Os fungos também cresceram a um ritmo 21% mais rápido. Ou seja, durante o processo de absorção da radiação, se tornaram ainda mais efetivos para sua tarefa. A partir dos resultados, estima-se que um escudo de 21cm seria ideal para proteger pessoas da radiação gama da órbita da Terra.

Porém, para criar um ambiente similar ao terrestre em Marte, precisaríamos de uma camada de fungos de mais de dois metros de profundidade. Algo difícil de ser cultivado e mantido. Por isso, medidas comuns de bloqueio de radiação são mais viáveis neste caso, com trajes espaciais. Eles também poderiam ganhar camadas de fungos para uma proteção extra.

Em 2019, pesquisadores da Universidade Johns Hopkins (EUA) enviaram ao espaço um material feito de plástico e melanina extraída de outro fungo radiotrófico, o Cryptococcus neoformans. Esse material poderia ser usado para recobrir equipamentos e estruturas.

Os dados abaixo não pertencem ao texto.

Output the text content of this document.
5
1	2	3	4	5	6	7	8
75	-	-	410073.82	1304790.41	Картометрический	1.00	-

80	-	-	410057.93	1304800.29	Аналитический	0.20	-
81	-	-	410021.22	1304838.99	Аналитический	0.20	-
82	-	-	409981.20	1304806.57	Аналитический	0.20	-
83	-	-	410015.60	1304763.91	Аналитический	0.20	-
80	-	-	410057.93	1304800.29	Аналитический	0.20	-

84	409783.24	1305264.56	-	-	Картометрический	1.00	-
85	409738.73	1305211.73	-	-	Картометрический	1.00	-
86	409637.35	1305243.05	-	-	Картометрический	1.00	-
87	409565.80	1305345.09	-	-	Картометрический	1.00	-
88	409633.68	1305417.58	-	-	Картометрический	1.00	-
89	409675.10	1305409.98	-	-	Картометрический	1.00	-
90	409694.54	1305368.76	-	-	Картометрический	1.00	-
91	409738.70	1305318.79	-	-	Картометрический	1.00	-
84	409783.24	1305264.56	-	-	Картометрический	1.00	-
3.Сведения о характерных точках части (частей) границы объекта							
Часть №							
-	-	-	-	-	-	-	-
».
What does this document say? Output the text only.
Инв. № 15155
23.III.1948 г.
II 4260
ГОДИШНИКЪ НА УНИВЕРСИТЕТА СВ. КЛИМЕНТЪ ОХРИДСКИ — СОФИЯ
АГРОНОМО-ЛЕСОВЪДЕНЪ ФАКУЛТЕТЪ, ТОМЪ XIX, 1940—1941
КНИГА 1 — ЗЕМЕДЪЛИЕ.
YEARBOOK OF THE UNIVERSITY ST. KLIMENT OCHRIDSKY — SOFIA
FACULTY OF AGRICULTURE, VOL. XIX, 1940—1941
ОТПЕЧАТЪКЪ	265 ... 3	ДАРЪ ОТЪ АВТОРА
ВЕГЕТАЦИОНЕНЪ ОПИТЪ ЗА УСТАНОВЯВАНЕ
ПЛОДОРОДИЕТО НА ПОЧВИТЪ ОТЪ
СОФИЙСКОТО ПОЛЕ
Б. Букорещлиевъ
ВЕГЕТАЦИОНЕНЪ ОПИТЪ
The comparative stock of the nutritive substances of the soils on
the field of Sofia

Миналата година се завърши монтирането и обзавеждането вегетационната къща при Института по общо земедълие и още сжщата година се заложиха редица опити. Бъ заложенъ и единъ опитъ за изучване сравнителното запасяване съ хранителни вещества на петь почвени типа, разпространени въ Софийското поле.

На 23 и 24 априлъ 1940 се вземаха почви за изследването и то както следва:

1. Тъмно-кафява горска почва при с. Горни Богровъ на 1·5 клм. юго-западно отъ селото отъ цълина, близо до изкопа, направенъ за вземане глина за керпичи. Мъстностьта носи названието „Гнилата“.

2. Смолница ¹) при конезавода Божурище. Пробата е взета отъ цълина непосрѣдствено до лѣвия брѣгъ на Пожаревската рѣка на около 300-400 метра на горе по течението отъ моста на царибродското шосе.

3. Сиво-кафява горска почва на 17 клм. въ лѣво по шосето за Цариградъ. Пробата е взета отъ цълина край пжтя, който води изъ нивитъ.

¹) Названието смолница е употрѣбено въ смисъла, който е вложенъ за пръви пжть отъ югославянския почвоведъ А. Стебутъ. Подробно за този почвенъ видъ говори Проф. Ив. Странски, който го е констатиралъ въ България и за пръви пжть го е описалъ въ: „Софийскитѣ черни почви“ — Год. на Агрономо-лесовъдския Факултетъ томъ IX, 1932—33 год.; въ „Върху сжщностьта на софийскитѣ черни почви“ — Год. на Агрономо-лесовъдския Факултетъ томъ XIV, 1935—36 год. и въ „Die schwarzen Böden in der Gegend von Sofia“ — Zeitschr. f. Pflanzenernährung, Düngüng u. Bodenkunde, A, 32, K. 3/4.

Aqui na Terra, o mais tradicional protetor contra radiação é o chumbo (como os coletes usados em exames de raio-X). Porém, é um material muito pesado; a Nasa, estima que custaria US$ 20 mil para levar um quilo de material ao espaço. Os fungos têm a vantagem de se serem leves e se multiplicarem, mesmo em condições adversas.

Cientistas acreditam que, em outras partes do universo, possam existir mais formas de vida como eles, com a capacidade de se desenvolver em ambientes cheios de radiação.